The envoy strategy has worked in the past: In the Balkans (former Ambassador Richard Holbrooke), Northern Ireland (former Sen. George Mitchell), Burundi (former South African President Nelson Mandela) and in Sudan’s north-south conflict (former Ambassador John Danforth). Any of these men would be excellent candidates for the envoy position — as would former Secretary of State Colin Powell, the first U.S. official to label the situation in Darfur a genocide.

The envoy’s first task would be to give Darfurians a sense of security by getting U.N. troops on the ground there immediately. The U.N. Security Council approved the troops in February, but nothing has happened yet. The envoy would work the corridors of the U.N. and the halls of foreign capitals to push for the rapid deployment of a well-equipped and well-funded force. Most helpfully, the envoy could persuade Western governments with military and logistical capability to lead the peacekeeping effort.

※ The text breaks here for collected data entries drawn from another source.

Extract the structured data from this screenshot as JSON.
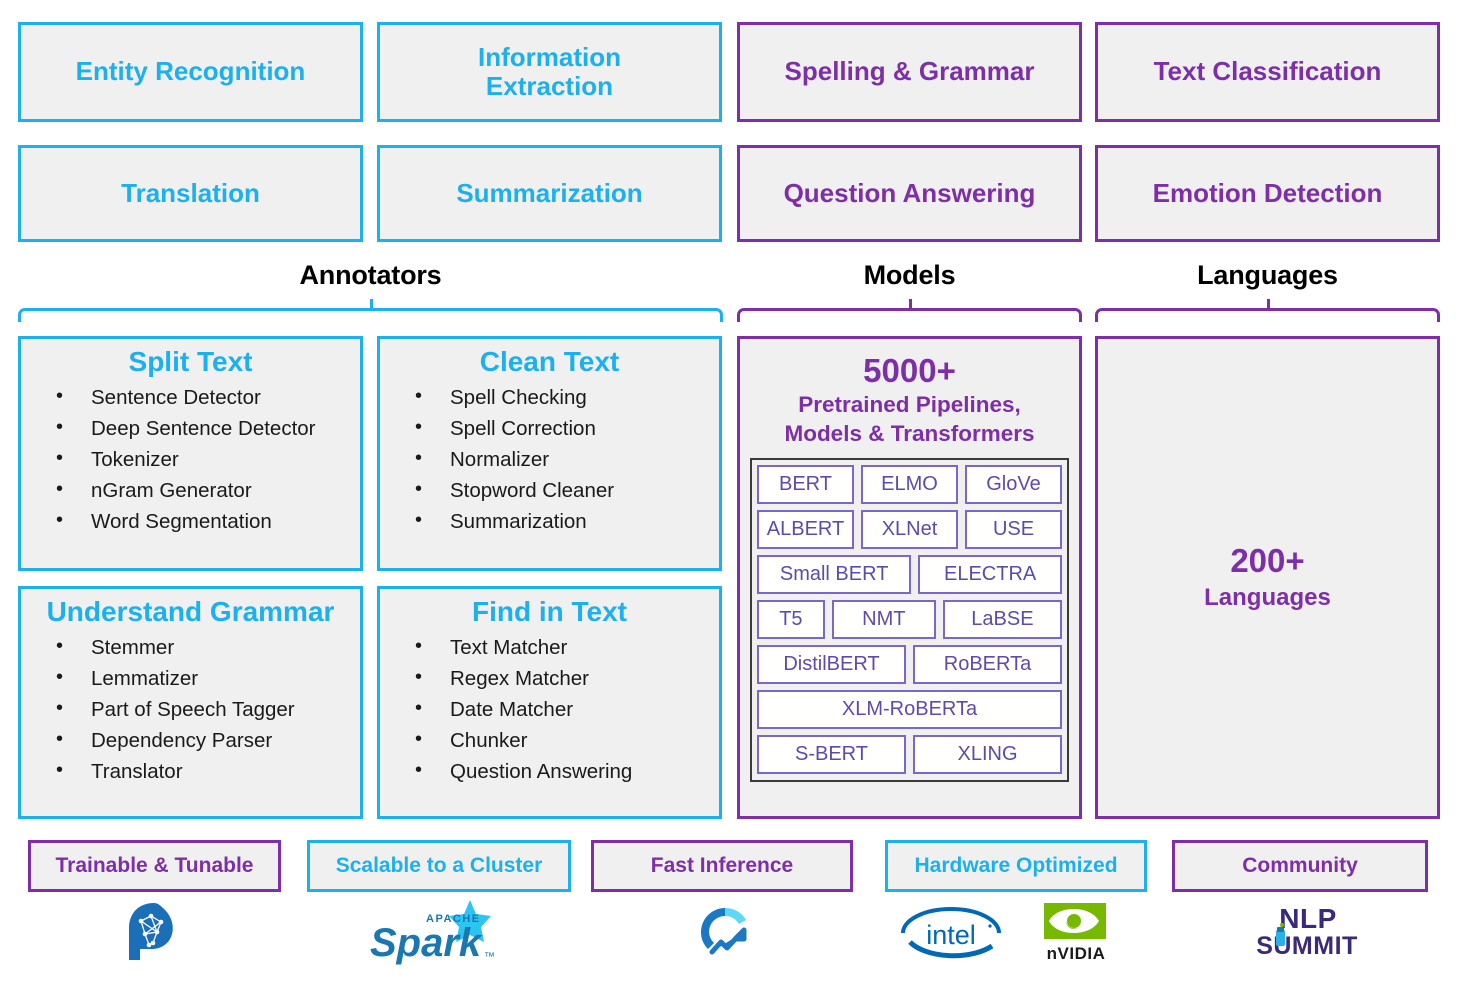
{
  "top_tasks": {
    "blue": [
      {
        "label": "Entity Recognition"
      },
      {
        "label": "Information\nExtraction"
      },
      {
        "label": "Translation"
      },
      {
        "label": "Summarization"
      }
    ],
    "purple": [
      {
        "label": "Spelling & Grammar"
      },
      {
        "label": "Text Classification"
      },
      {
        "label": "Question Answering"
      },
      {
        "label": "Emotion Detection"
      }
    ]
  },
  "sections": {
    "annotators": "Annotators",
    "models": "Models",
    "languages": "Languages"
  },
  "annotators": [
    {
      "title": "Split Text",
      "items": [
        "Sentence Detector",
        "Deep Sentence Detector",
        "Tokenizer",
        "nGram Generator",
        "Word Segmentation"
      ]
    },
    {
      "title": "Clean Text",
      "items": [
        "Spell Checking",
        "Spell Correction",
        "Normalizer",
        "Stopword Cleaner",
        "Summarization"
      ]
    },
    {
      "title": "Understand Grammar",
      "items": [
        "Stemmer",
        "Lemmatizer",
        "Part of Speech Tagger",
        "Dependency Parser",
        "Translator"
      ]
    },
    {
      "title": "Find in Text",
      "items": [
        "Text Matcher",
        "Regex Matcher",
        "Date Matcher",
        "Chunker",
        "Question Answering"
      ]
    }
  ],
  "models": {
    "count": "5000+",
    "subtitle_line1": "Pretrained Pipelines,",
    "subtitle_line2": "Models & Transformers",
    "tag_rows": [
      [
        {
          "label": "BERT",
          "flex": 1
        },
        {
          "label": "ELMO",
          "flex": 1
        },
        {
          "label": "GloVe",
          "flex": 1
        }
      ],
      [
        {
          "label": "ALBERT",
          "flex": 1
        },
        {
          "label": "XLNet",
          "flex": 1
        },
        {
          "label": "USE",
          "flex": 1
        }
      ],
      [
        {
          "label": "Small BERT",
          "flex": 1.08
        },
        {
          "label": "ELECTRA",
          "flex": 1
        }
      ],
      [
        {
          "label": "T5",
          "flex": 0.52
        },
        {
          "label": "NMT",
          "flex": 0.86
        },
        {
          "label": "LaBSE",
          "flex": 1
        }
      ],
      [
        {
          "label": "DistilBERT",
          "flex": 1
        },
        {
          "label": "RoBERTa",
          "flex": 1
        }
      ],
      [
        {
          "label": "XLM-RoBERTa",
          "flex": 1
        }
      ],
      [
        {
          "label": "S-BERT",
          "flex": 1
        },
        {
          "label": "XLING",
          "flex": 1
        }
      ]
    ]
  },
  "languages": {
    "count": "200+",
    "label": "Languages"
  },
  "bottom_features": [
    {
      "label": "Trainable & Tunable",
      "color": "purple",
      "logo": "brain-head-icon",
      "logo_text": ""
    },
    {
      "label": "Scalable to a Cluster",
      "color": "blue",
      "logo": "apache-spark-logo",
      "logo_text": "Spark"
    },
    {
      "label": "Fast Inference",
      "color": "blue-purple",
      "logo": "speed-gauge-icon",
      "logo_text": ""
    },
    {
      "label": "Hardware Optimized",
      "color": "blue",
      "logo": "intel-nvidia-logos",
      "logo_text": "intel"
    },
    {
      "label": "Community",
      "color": "purple",
      "logo": "nlp-summit-logo",
      "logo_text": "NLP SUMMIT"
    }
  ],
  "logo_labels": {
    "spark_apache": "APACHE",
    "spark_name": "Spark",
    "intel": "intel",
    "nvidia": "nVIDIA",
    "nlp": "NLP",
    "summit": "SUMMIT"
  },
  "colors": {
    "blue": "#1cb0ee",
    "purple": "#7d2ea8",
    "tag_purple": "#5b4bad",
    "panel_bg": "#f0f0f0",
    "nvidia_green": "#76b900",
    "intel_blue": "#0068b5",
    "spark_blue": "#1b78af"
  }
}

Next, the envoy would comb through the 510 paragraphs of the peace agreement, noting every promise and timetable. As deadlines approach, the envoy would alert the world and then report on compliance. As written, the agreement calls for the African Union to verify implementation, but the African Union alone is not up to the task. It does not have the resources or the authority, and is highly susceptible to influence by Khartoum. An envoy with the highest levels of access needs to lead this effort — and to exact swift censure for noncompliance.

All involved in the peace negotiations have said that an essential element for long-term peace is making sure Darfurians have a say in the government and their own future. The peace agreement details how this critical process should be carried out, and an impartial leader of the highest stature needs to make sure Darfurians are able to start the process of democratic participation without interference. All of this needs to happen before the eyes of the world. A high-profile envoy would make sure the media maintained full access to Darfur, and would help keep Darfur’s unfolding peace process a priority for the media.

The peace agreement is less than two weeks old, and Darfur has already disappeared from TV screens and the front pages of world newspapers. This is, of course, exactly what the Sudanese regime wants. It would like nothing more than for the international community to pat itself on the back about the peace agreement, and move on to other issues and crises. Without a top-level leader devoted to keeping up the pressure, for the people of Darfur the recent cry of “never again” is in danger of becoming “yet again” all too soon.